Catholic Foundation of Rhode Island procures and builds endowment funds while serving as a permanent organization for the management and administration of funds given to the Diocese of Providence.

But, Papitto has decided that she just doesn’t want to write a check or provide advice to any one of the several diocesan programs where she is involved: Tuesdays at Re-Focus, which serves adults with differing physical and developmental needs, where she tutors a 24-year-old woman; Wednesdays at the diocese’s Gabriel Project, where they assist women who are either pregnant or have young children by providing them with infant clothes, diapers or other necessities; Fridays walking on the sidewalk and praying the rosary aloud in front of Women’s Medical Center of Rhode Island at 1725 Broad St.

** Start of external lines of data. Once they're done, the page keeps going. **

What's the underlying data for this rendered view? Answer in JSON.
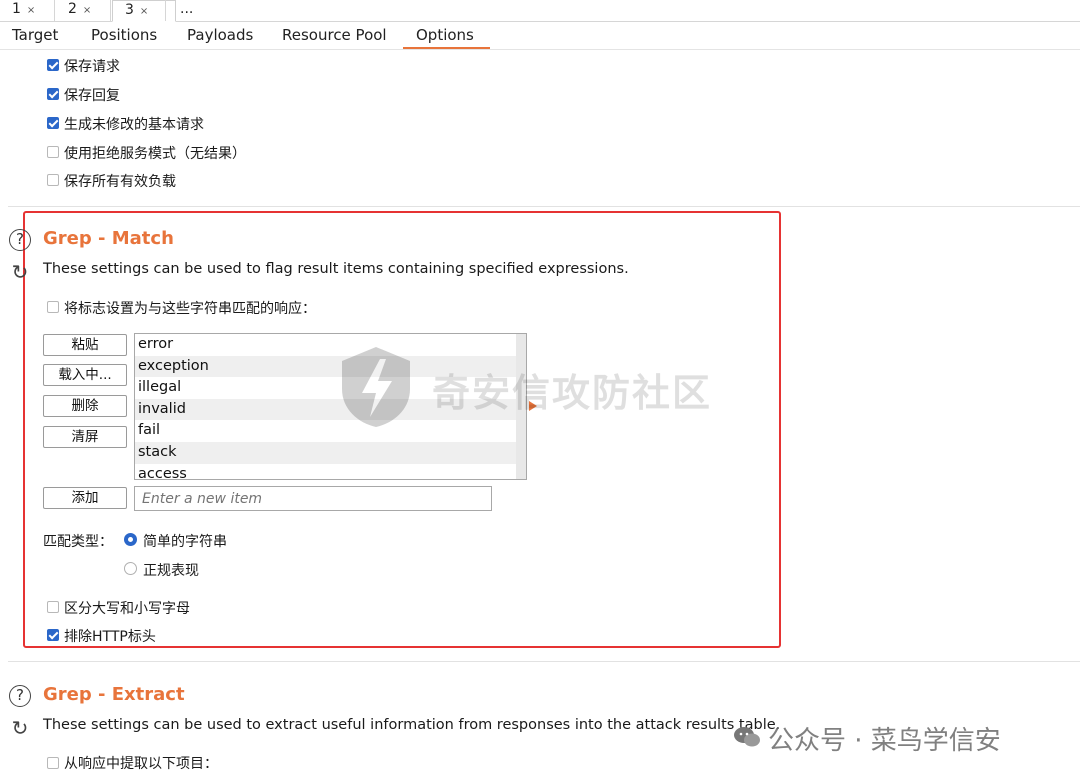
{
  "attack_tabs": [
    {
      "label": "1",
      "close": "×"
    },
    {
      "label": "2",
      "close": "×"
    },
    {
      "label": "3",
      "close": "×"
    },
    {
      "label": "..."
    }
  ],
  "sub_tabs": [
    "Target",
    "Positions",
    "Payloads",
    "Resource Pool",
    "Options"
  ],
  "active_sub_tab": "Options",
  "results_options": [
    {
      "label": "保存请求",
      "checked": true
    },
    {
      "label": "保存回复",
      "checked": true
    },
    {
      "label": "生成未修改的基本请求",
      "checked": true
    },
    {
      "label": "使用拒绝服务模式（无结果）",
      "checked": false
    },
    {
      "label": "保存所有有效负载",
      "checked": false
    }
  ],
  "grep_match": {
    "title": "Grep - Match",
    "description": "These settings can be used to flag result items containing specified expressions.",
    "flag_checkbox": {
      "label": "将标志设置为与这些字符串匹配的响应：",
      "checked": false
    },
    "buttons": {
      "paste": "粘贴",
      "load": "载入中...",
      "remove": "删除",
      "clear": "清屏",
      "add": "添加"
    },
    "items": [
      "error",
      "exception",
      "illegal",
      "invalid",
      "fail",
      "stack",
      "access"
    ],
    "new_item_placeholder": "Enter a new item",
    "match_type_label": "匹配类型：",
    "match_types": [
      {
        "label": "简单的字符串",
        "selected": true
      },
      {
        "label": "正规表现",
        "selected": false
      }
    ],
    "case_sensitive": {
      "label": "区分大写和小写字母",
      "checked": false
    },
    "exclude_headers": {
      "label": "排除HTTP标头",
      "checked": true
    }
  },
  "grep_extract": {
    "title": "Grep - Extract",
    "description": "These settings can be used to extract useful information from responses into the attack results table.",
    "extract_checkbox": {
      "label": "从响应中提取以下项目：",
      "checked": false
    }
  },
  "icons": {
    "help": "?",
    "refresh": "↻",
    "close": "×"
  },
  "watermarks": {
    "center": "奇安信攻防社区",
    "corner": "公众号 · 菜鸟学信安"
  },
  "colors": {
    "accent": "#e8743b",
    "highlight_box": "#e63333",
    "checkbox": "#2b67c9"
  }
}
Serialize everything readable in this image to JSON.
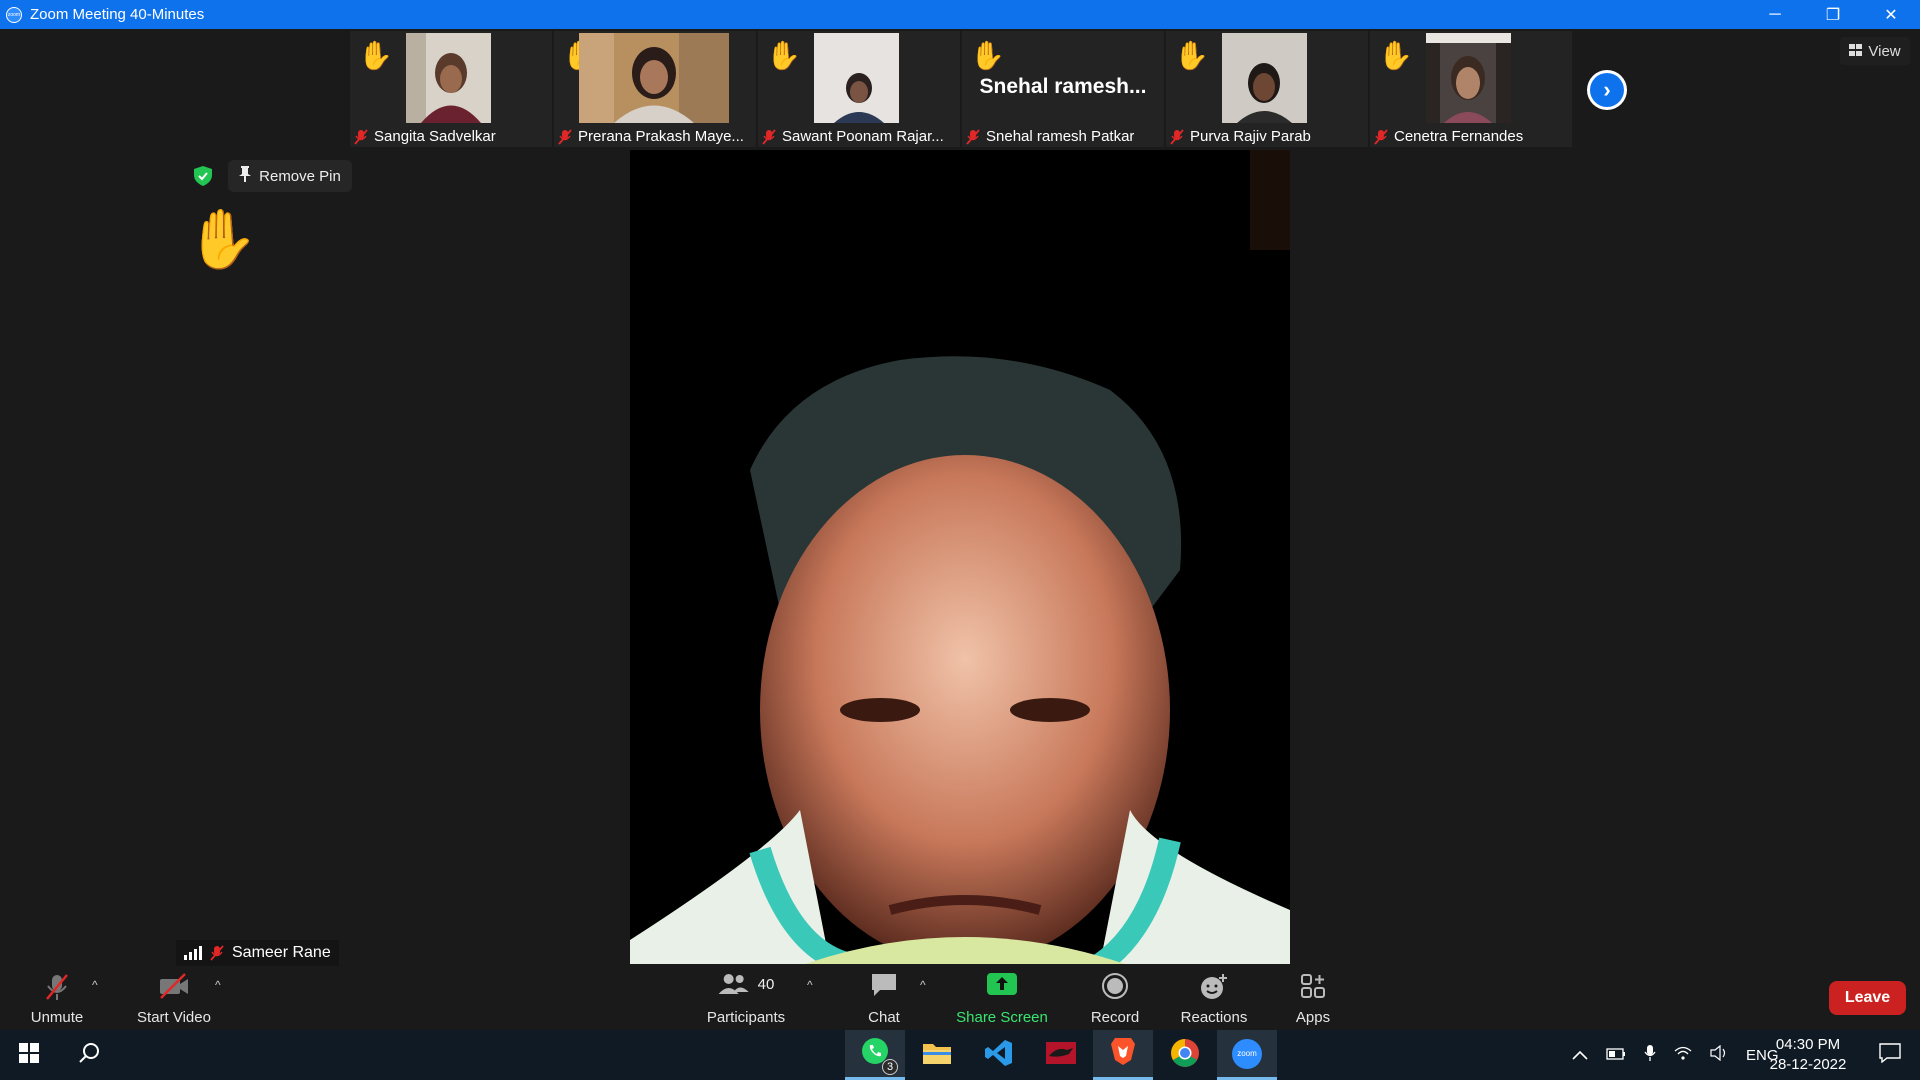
{
  "window": {
    "title": "Zoom Meeting 40-Minutes",
    "app_icon_text": "zoom",
    "minimize": "─",
    "restore": "❐",
    "close": "✕"
  },
  "gallery": {
    "tiles": [
      {
        "name": "Sangita Sadvelkar",
        "hand": "✋",
        "kind": "photo"
      },
      {
        "name": "Prerana Prakash Maye...",
        "hand": "✋",
        "kind": "photo-wide"
      },
      {
        "name": "Sawant Poonam Rajar...",
        "hand": "✋",
        "kind": "photo"
      },
      {
        "name": "Snehal ramesh Patkar",
        "hand": "✋",
        "kind": "text",
        "display": "Snehal  ramesh..."
      },
      {
        "name": "Purva Rajiv Parab",
        "hand": "✋",
        "kind": "photo"
      },
      {
        "name": "Cenetra Fernandes",
        "hand": "✋",
        "kind": "photo"
      }
    ],
    "next_icon": "›"
  },
  "view_button": {
    "label": "View"
  },
  "pin": {
    "remove_label": "Remove Pin",
    "hand": "✋"
  },
  "main": {
    "speaker_name": "Sameer Rane"
  },
  "toolbar": {
    "unmute": "Unmute",
    "start_video": "Start Video",
    "participants": "Participants",
    "participants_count": "40",
    "chat": "Chat",
    "share_screen": "Share Screen",
    "record": "Record",
    "reactions": "Reactions",
    "apps": "Apps",
    "leave": "Leave",
    "caret": "^"
  },
  "taskbar": {
    "whatsapp_badge": "3",
    "language": "ENG",
    "time": "04:30 PM",
    "date": "28-12-2022",
    "zoom_label": "zoom"
  },
  "colors": {
    "titlebar": "#0e72ed",
    "share_green": "#39e672",
    "leave_red": "#cc2121",
    "shield_green": "#23c552"
  }
}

On a recent Friday as Papitto is walking and praying the third decade of the rosary quietly aloud she stops after completing a Hail Mary and runs to a car that is pulling out of the abortion clinic parking lot.

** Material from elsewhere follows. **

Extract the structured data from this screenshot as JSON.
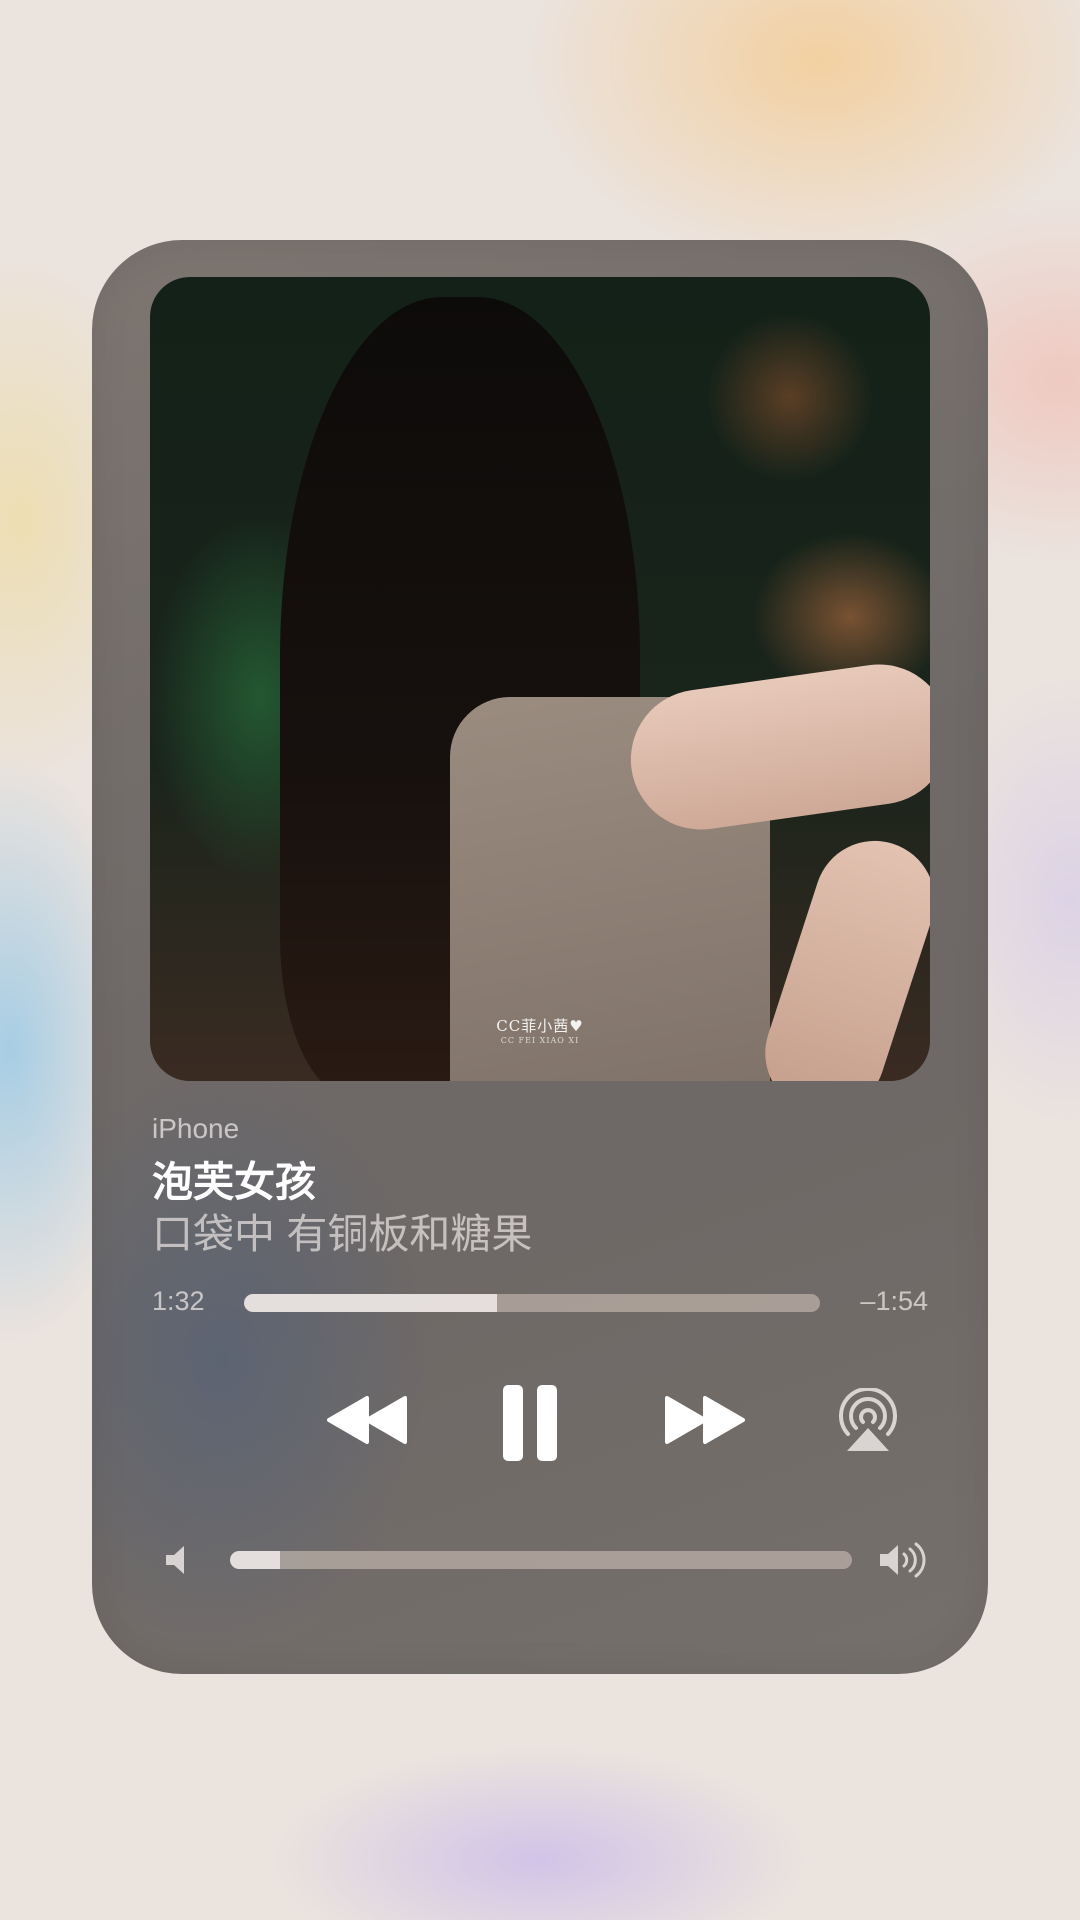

Papitto’s left arm is outstretched and she is holding rosary beads made of white plastic and she approaches the driver’s side window of the vehicle. The young woman driver lowers her car window and asks what Papitto is offering.

“My belief is that a baby is a gift from God, and that taking that baby’s life is murder,” Papitto recounted. “I just don’t know how many women driving in will see us praying and then change their minds.”

For the women leaving the abortion clinic, Papitto and others praying outside know a cold truth that will follow the decision to terminate their pregnancies.

“They are going to be dramatically affected by killing their baby,” Papitto said. The pro-life advocates offer the women who’ve decided to go through with an abortion information about Rachel’s Vineyard, an organization that provides weekend retreats for women who have had abortions and others who have been hurt by abortion.

“We try to stop them from going in,” Papitto said, stating the goal of those who pray on the sidewalk.

“But, they escort the women in quickly. We try to give the mothers pamphlets from the Life Center on Atwells Avenue. They can go there and for free they receive an ultrasound and we can see if they will reconsider.”

“Barbara is a woman of faith who lives the message of Christ,” Dr. Mathias said. “She shares her time and talent helping others.”

Papitto, a communicant at Holy Apostles Church, Cranston, was also nominated for other categories in the Lumen Gentium nomination process that cited her pro-life work and her volunteerism.

“If I am going to join in, I am going to be there and participate,” she said, summing up her approach to stewardship and administration.